10 Songs About Racism That Don’t Suck

Share:

By now you’ve no doubt heard Brad Paisley and LL Cool J’s thoroughly bewildering “Accidental Racist,” and wondered how in God’s name we live in a world where this song exists. We guess the sentiment is laudable enough, in its own cack-handed way — ultimately, it’s a plea for mutual understanding and racial reconciliation, which is something we can get behind, even if it is couched in curiously passive-agressive language and non-apologies — but boy is it ever both a) weird and b) plain old bad. In the spirit of the song’s message, though, here are a bunch of songs about racism that actually make for vaguely pleasurable (if often sad and chastening) listening experiences.

Nina Simone — “Mississippi Goddam”

A howl of exasperation and frustration at the state of the South in the mid-1960s, written as a response to the firebombing of a church and the murder of civil rights activist Medgar Evers.
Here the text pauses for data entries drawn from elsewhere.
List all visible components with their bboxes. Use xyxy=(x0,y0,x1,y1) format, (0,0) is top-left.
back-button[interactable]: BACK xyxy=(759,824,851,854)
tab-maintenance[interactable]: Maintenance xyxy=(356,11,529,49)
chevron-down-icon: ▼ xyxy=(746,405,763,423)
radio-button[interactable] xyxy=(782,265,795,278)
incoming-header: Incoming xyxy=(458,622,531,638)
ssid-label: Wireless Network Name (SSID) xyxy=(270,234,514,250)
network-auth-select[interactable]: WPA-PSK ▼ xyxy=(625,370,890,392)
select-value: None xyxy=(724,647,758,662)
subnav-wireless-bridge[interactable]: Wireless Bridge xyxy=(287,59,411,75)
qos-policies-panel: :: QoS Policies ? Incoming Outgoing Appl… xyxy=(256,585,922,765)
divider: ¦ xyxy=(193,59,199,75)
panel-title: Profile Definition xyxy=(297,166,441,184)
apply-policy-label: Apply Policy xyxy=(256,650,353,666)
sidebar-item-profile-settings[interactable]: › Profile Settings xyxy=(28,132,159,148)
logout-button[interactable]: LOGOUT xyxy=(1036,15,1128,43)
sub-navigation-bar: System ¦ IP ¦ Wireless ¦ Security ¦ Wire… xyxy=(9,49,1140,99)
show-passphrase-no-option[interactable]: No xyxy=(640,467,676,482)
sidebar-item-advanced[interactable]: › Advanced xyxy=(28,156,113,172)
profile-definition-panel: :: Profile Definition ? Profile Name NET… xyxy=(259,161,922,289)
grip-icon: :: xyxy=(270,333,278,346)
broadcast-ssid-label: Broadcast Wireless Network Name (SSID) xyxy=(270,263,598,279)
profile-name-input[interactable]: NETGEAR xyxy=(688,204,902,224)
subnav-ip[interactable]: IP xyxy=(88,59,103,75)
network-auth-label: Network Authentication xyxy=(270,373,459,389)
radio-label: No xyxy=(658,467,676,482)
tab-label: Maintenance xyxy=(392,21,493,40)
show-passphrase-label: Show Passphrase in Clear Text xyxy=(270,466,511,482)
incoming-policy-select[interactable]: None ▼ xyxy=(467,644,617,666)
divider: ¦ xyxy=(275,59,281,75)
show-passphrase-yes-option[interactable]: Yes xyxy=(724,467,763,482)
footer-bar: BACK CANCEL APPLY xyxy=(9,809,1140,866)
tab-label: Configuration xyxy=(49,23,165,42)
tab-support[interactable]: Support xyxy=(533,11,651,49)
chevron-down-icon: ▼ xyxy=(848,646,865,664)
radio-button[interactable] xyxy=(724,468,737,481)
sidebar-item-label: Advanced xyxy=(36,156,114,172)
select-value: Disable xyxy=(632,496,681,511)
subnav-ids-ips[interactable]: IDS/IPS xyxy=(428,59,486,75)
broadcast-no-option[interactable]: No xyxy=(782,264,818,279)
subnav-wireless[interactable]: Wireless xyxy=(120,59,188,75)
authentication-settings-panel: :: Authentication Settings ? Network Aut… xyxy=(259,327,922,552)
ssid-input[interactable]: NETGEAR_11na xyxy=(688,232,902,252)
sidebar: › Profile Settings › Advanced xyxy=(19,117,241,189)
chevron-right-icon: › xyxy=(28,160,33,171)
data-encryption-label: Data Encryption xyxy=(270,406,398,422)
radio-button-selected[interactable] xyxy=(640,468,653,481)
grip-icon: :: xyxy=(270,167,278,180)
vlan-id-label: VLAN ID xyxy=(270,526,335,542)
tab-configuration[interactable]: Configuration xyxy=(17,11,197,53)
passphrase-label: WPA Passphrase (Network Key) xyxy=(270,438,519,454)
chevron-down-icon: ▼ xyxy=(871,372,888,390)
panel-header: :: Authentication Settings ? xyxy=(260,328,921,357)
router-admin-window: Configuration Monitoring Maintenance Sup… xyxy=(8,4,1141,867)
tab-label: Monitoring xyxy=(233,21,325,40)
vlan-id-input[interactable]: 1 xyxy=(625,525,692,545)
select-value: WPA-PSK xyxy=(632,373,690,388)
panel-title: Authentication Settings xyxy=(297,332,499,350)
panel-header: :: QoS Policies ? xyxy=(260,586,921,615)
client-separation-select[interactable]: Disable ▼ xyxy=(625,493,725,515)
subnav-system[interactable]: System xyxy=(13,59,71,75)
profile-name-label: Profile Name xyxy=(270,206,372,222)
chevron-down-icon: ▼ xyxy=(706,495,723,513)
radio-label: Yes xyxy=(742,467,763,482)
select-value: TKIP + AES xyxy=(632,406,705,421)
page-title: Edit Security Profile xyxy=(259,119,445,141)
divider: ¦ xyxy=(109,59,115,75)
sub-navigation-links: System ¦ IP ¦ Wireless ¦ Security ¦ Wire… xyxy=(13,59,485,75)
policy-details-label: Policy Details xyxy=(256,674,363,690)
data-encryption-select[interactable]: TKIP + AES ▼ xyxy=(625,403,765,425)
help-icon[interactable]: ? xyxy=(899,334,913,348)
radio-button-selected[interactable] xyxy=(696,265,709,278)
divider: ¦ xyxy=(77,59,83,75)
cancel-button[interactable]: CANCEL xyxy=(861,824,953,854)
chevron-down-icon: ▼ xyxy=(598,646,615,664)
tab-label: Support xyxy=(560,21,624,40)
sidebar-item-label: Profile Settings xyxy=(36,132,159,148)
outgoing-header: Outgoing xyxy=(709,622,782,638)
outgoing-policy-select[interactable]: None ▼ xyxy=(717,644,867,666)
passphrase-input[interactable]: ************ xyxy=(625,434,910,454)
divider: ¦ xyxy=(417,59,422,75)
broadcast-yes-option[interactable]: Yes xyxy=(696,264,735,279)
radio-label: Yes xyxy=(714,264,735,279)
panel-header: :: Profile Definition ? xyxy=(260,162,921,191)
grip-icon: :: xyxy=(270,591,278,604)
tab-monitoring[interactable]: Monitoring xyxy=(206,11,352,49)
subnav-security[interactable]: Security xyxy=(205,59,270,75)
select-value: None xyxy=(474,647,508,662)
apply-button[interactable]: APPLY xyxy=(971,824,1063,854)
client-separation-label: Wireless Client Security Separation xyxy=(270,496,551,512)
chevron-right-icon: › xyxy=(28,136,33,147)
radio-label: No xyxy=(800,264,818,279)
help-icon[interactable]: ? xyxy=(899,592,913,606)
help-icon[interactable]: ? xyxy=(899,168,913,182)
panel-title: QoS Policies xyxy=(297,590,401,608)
The song was hugely controversial, predictably enough, and the fact that its release led to a boycott of Simone’s records was at least part of the reason why she left the USA for Europe and Africa in 1974.
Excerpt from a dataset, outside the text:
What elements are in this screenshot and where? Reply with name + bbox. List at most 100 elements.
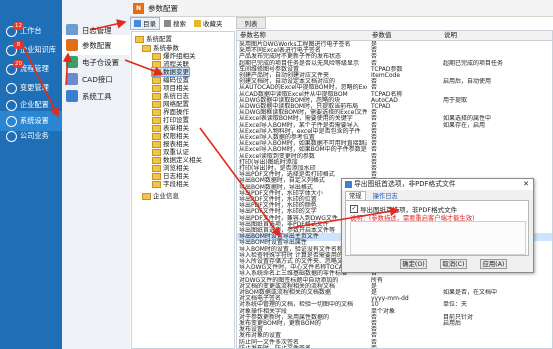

En Vogue — “Free Your Mind”

A clever subversion of the “Free your mind and your ass will follow” idea, the chorus of this song rather speaks for itself: “Free your mind and the rest will follow/ Be color blind, don’t be so shallow.” Indeed.

Mos Def — “Mr. Nigga”

Hip hop tunes about racism are as old as the genre itself, of course. Everyone’s familiar with “Changes” and “Fight the Power,” etc., so we thought we’d go with this track, a song that catalogs its author’s continuing struggle with being stereotyped and mistreated despite his burgeoning career. It’s supremely catty, too: “Late night, I’m on a first class flight/ The only brother in sight the flight attendant catch fright… An hour later here she comes by walking past/ ‘I hate to be a pest but my son would love your autograph.'”
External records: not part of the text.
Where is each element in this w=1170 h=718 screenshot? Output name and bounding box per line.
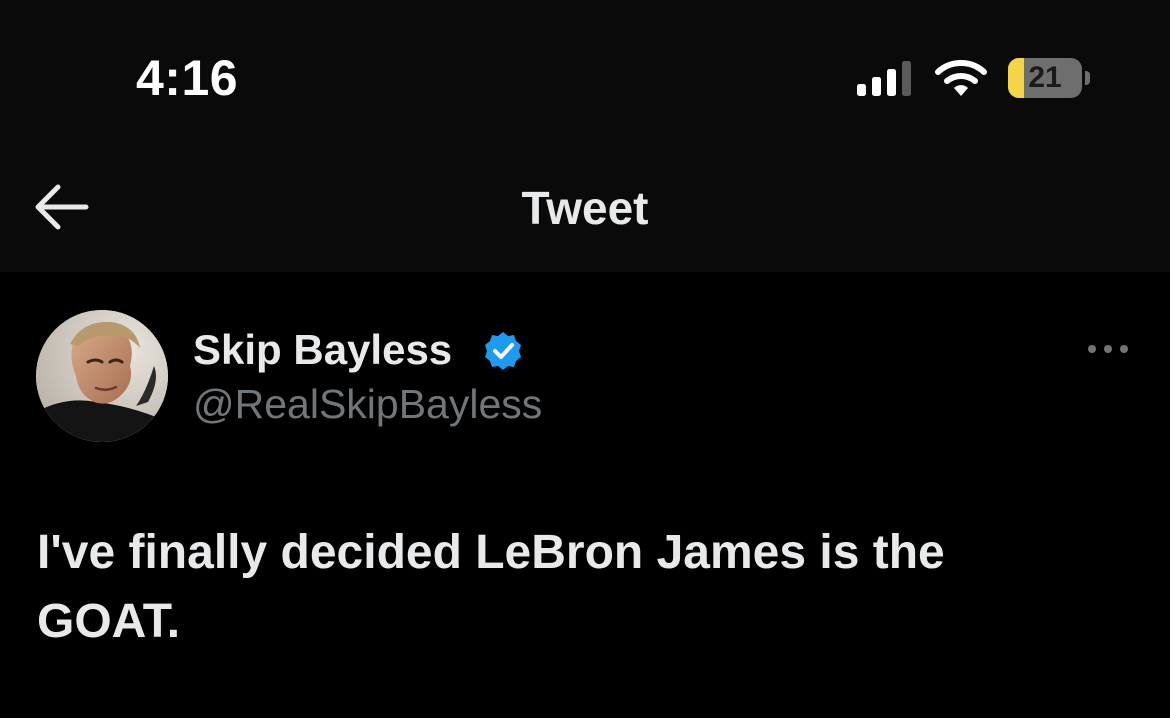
author-handle[interactable]: @RealSkipBayless [193, 378, 542, 430]
status-time: 4:16 [136, 50, 239, 106]
page-title: Tweet [521, 182, 649, 234]
avatar-image [36, 310, 168, 442]
more-options-icon[interactable] [1084, 336, 1132, 362]
avatar[interactable] [36, 310, 168, 442]
verified-badge-icon [485, 332, 521, 370]
author-name[interactable]: Skip Bayless [193, 324, 452, 376]
battery-body: 21 [1008, 58, 1082, 98]
tweet-text: I've finally decided LeBron James is the… [37, 526, 945, 648]
wifi-icon [935, 60, 987, 96]
signal-icon [857, 61, 911, 96]
battery-icon: 21 [1008, 58, 1090, 98]
battery-level: 21 [1028, 61, 1062, 94]
battery-cap [1085, 71, 1090, 85]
They Might Be Giants — “Your Racist Friend”

They’re generally best known for lighthearted and (shudder) quirky lyricism, but this uncharacteristically serious song does a pretty fine job of capturing just how uncomfortable it is being at a party or social gathering where someone you don’t really know starts spouting racist horseshit. Do you tell them to shut up? Tell your friend to tell them to shut up? Or edge toward the door?

Sly and the Family Stone — “Don’t Call Me Nigger, Whitey”

The call-and-response chorus here acknowledges that racism can be a two-way street — a point that it seems “Accidental Racist” was trying to make in its own ignorant way. In citing this song as an anti-racist anthem, though, people tend to forget its sole verse, which presents a rather pessimistic view of the possibility of racial reconciliation: “I went down across the country, and I heard some voices rang/ They was talkin’ softly to each other, and not a word could change a thing.”

Depeche Mode — “People Are People”

Surely the only high-camp synthpop anti-racism plea ever committed to tape! The lyricism may be somewhat clay-footed — “We’re different colors and different creeds/ And different people have different needs” — but the sentiment is laudable. RuPaul covered it, too. Obviously.

Midnight Oil — “Beds Are Burning”

A song about Australian aborigines’ struggle for land rights, and specifically the Pintupi people of Western Australia, who left their ancestral lands after British missile tests in the 1960s. The song was curiously successful outside Australia — your correspondent has come across it in record stores and record collections throughout Europe and North America. If anyone’s wondering, Midnight Oil broke up some time ago, and these days singer Peter Garrett is a terrible MP. Sigh.

Neil Young — “Southern Man”

Young’s portrait of Southern racism dates from a generation before Paisley’s song, and there’s nothing accidental about the racism it depicts: “I saw cotton, and I saw black/ Tall white mansions and little shacks/ Southern man, when will you pay them back?” The song went down like a sack of shit in the South, predictably enough, and continues to inspire debate (look no further than SongMeanings, for instance).

Bob Marley — “War”

Taking its lyrics from a speech by Haile Selassie, this is one of music’s most eloquent and powerful statements about racism. As far as a distillation of anti-racist sentiment goes, you can’t really do a whole lot better than this: “Until the philosophy which hold one race superior and another inferior is finally and permanently discredited and abandoned, everywhere is war.” Quite.

Billie Holiday — “Strange Fruit”

And finally, the classic, as hauntingly desolate as ever, some 75 years after it was first recorded. There’s nothing accidental about the racism depicted here.